Extended editions of movies are a great example. Take 80/90’es action movies, which I particularly love. With Aliens, you get roughly 20 minutes of additional material over the traditional theater cut. You get to see LV-426 before it got raided, you learn that Ripley had a daughter, and there’s the cool scene with the sentry guns.

That’s all great — as a single showing. But then it sucks. Big time. Because you can’t not see it. The movie is now 20 more minutes untight. See the whole reason I liked Aliens so much in the first place was just as much because of the tight cut, the Just Enough, But No More.

So why can’t we just get different tracks? One that gives you the tight cut and one that mixes in the additional scenes for that single showing. Perhaps its a DVD limitation. If so, I hope that the HD-DVD guys sort it out and make timeline and scenes more independent.

(I had meant to rant about this long ago, but picking up the extended edition of Terminator 2 today made me realize how much it still annoys me).

6 comments (comments are closed)

rick 23 Nov 05

I thought T2 let you pick between the original and the original w/ extended scenes interlaced? I seem to recall it acting up in my previous DVD player because of it.

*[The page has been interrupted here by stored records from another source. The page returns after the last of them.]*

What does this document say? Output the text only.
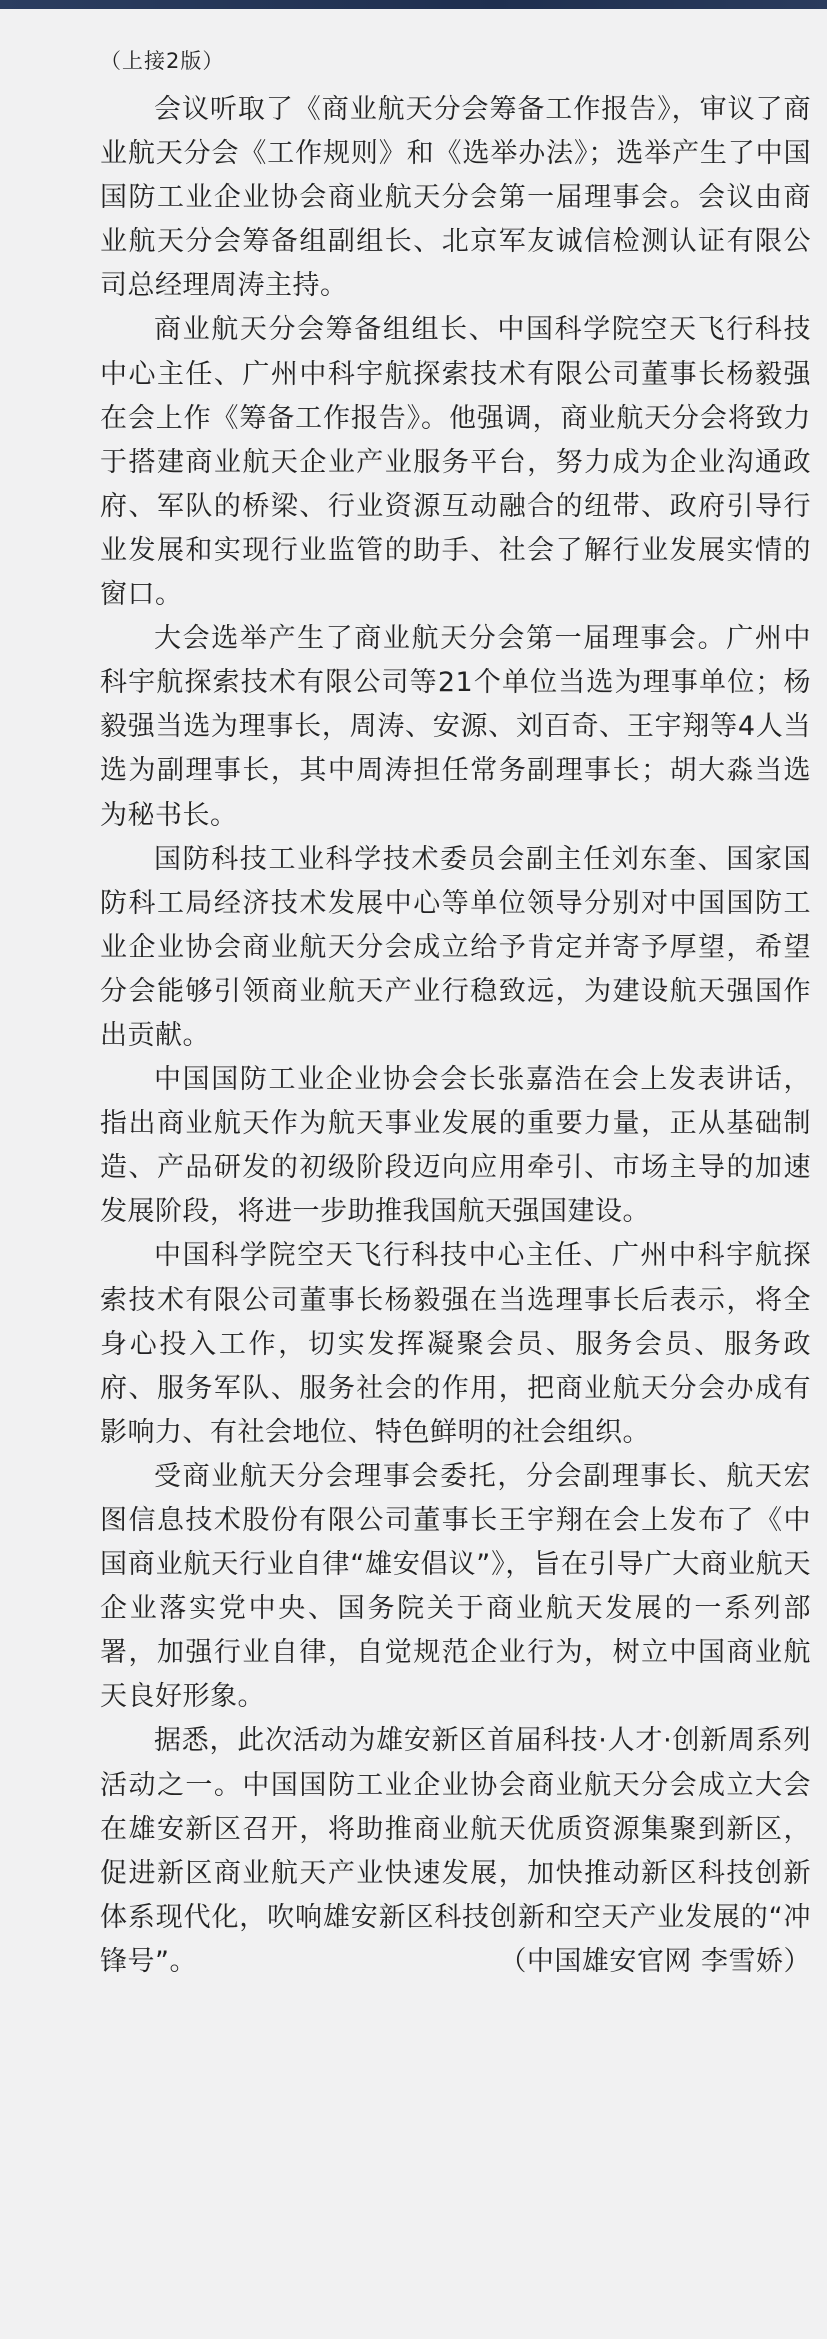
（上接2版）

会议听取了《商业航天分会筹备工作报告》，审议了商业航天分会《工作规则》和《选举办法》；选举产生了中国国防工业企业协会商业航天分会第一届理事会。会议由商业航天分会筹备组副组长、北京军友诚信检测认证有限公司总经理周涛主持。

商业航天分会筹备组组长、中国科学院空天飞行科技中心主任、广州中科宇航探索技术有限公司董事长杨毅强在会上作《筹备工作报告》。他强调，商业航天分会将致力于搭建商业航天企业产业服务平台，努力成为企业沟通政府、军队的桥梁、行业资源互动融合的纽带、政府引导行业发展和实现行业监管的助手、社会了解行业发展实情的窗口。

大会选举产生了商业航天分会第一届理事会。广州中科宇航探索技术有限公司等21个单位当选为理事单位；杨毅强当选为理事长，周涛、安源、刘百奇、王宇翔等4人当选为副理事长，其中周涛担任常务副理事长；胡大淼当选为秘书长。

国防科技工业科学技术委员会副主任刘东奎、国家国防科工局经济技术发展中心等单位领导分别对中国国防工业企业协会商业航天分会成立给予肯定并寄予厚望，希望分会能够引领商业航天产业行稳致远，为建设航天强国作出贡献。

中国国防工业企业协会会长张嘉浩在会上发表讲话，指出商业航天作为航天事业发展的重要力量，正从基础制造、产品研发的初级阶段迈向应用牵引、市场主导的加速发展阶段，将进一步助推我国航天强国建设。

中国科学院空天飞行科技中心主任、广州中科宇航探索技术有限公司董事长杨毅强在当选理事长后表示，将全身心投入工作，切实发挥凝聚会员、服务会员、服务政府、服务军队、服务社会的作用，把商业航天分会办成有影响力、有社会地位、特色鲜明的社会组织。

受商业航天分会理事会委托，分会副理事长、航天宏图信息技术股份有限公司董事长王宇翔在会上发布了《中国商业航天行业自律“雄安倡议”》，旨在引导广大商业航天企业落实党中央、国务院关于商业航天发展的一系列部署，加强行业自律，自觉规范企业行为，树立中国商业航天良好形象。

据悉，此次活动为雄安新区首届科技·人才·创新周系列活动之一。中国国防工业企业协会商业航天分会成立大会在雄安新区召开，将助推商业航天优质资源集聚到新区，促进新区商业航天产业快速发展，加快推动新区科技创新体系现代化，吹响雄安新区科技创新和空天产业发展的“冲锋号”。	（中国雄安官网 李雪娇）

Unleashed lets you pick between the original and the unrated w/ extended fight scenes. Very cool…

Mark 23 Nov 05

I completely agree with this. The behind the scenes type bonus footage has the same effect. It’s kinda like ToTo pulling the drape on the old man running the Wizard in Oz.

When I was a kid growing up in Florida, my family used to go to DisneyWorld most every summer. Like most kids with a creative and curious bent on things, I was fascinated with the “magic” of the kingdom. The more we went, however, the more I started noticing how the magic was done, and seeing all the hidden projectors and reflections of computer banks (this was all in the 70’s) in windows under the stage.

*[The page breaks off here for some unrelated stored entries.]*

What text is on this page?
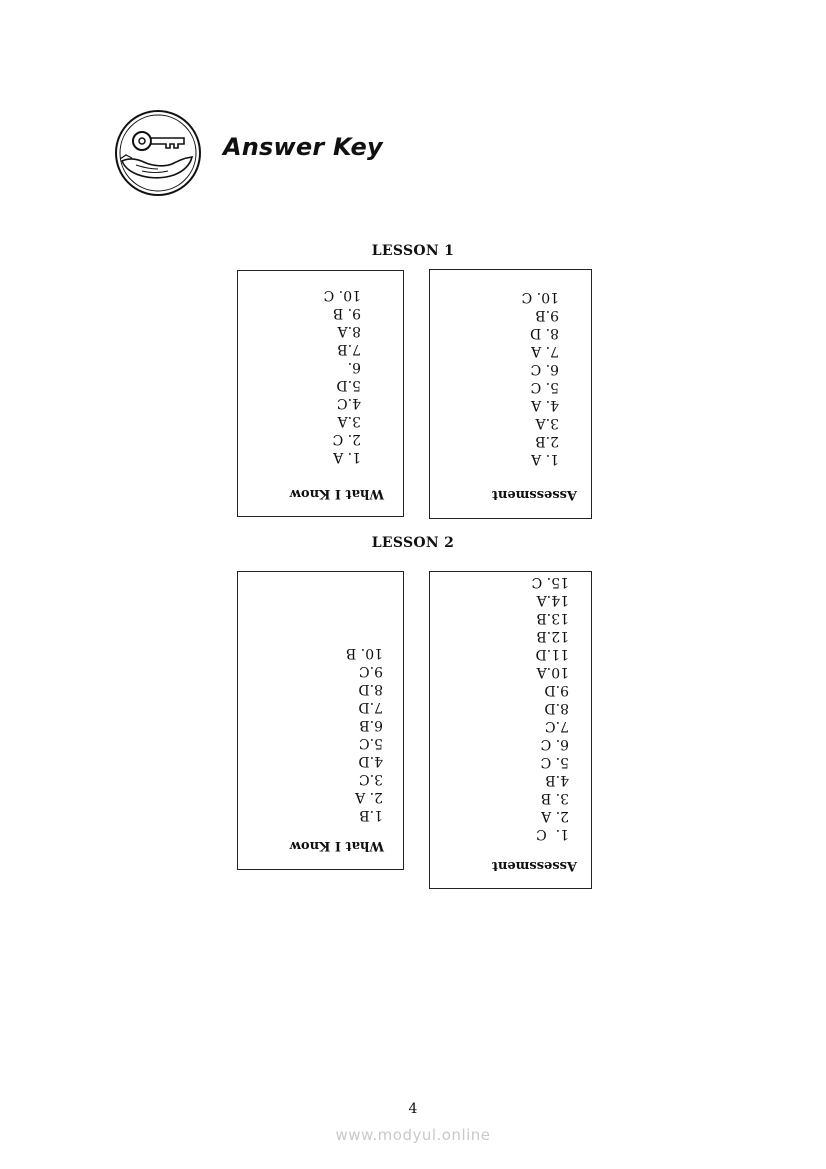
Answer Key
LESSON 1
What I Know
1. A
2. C
3.A
4.C
5.D
6.
7.B
8.A
9. B
10. C
Assessment
1. A
2.B
3.A
4. A
5. C
6. C
7. A
8. D
9.B
10. C
LESSON 2
What I Know
1.B
2. A
3.C
4.D
5.C
6.B
7.D
8.D
9.C
10. B
Assessment
1.  C
2. A
3. B
4.B
5. C
6. C
7.C
8.D
9.D
10.A
11.D
12.B
13.B
14.A
15. C
4
www.modyul.online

Just like you’re saying with the movies, from then on I couldn’t go to the park from then on out and not see everything. The knowledge ruined the moment.

Jamie Tibbetts 23 Nov 05

It depends on the quality of the extended cut. The LOTR DVDs are the best examples of how to do extended cuts. The added 30-40 minutes are so seemless that I didn’t even know I had watched the extended version the first I saw it. The extra scenes simply add more depth to the original storylines. I can watch the extended or regular versions of any of the three movies, and enjoy them just the same.

David Heinemeier Hansson 23 Nov 05

Wups, had the comments turned on by accident. We’re not quite ready to experiment with that again just now. (No reflection on the on-topic comments already here).

Joe Auricchio 23 Nov 05

Solution: Don’t buy extended editions.
If a friend picks one up, watch it at his place, ooh and aah at the new footage… but at home you have the original well-edited version.

Anonymous 23 Nov 05

COMMENTS COMMENTS COMMENTS?????? BLAH BLAH BLAH… 37S BLOWS … BLAH BLAH BLAH.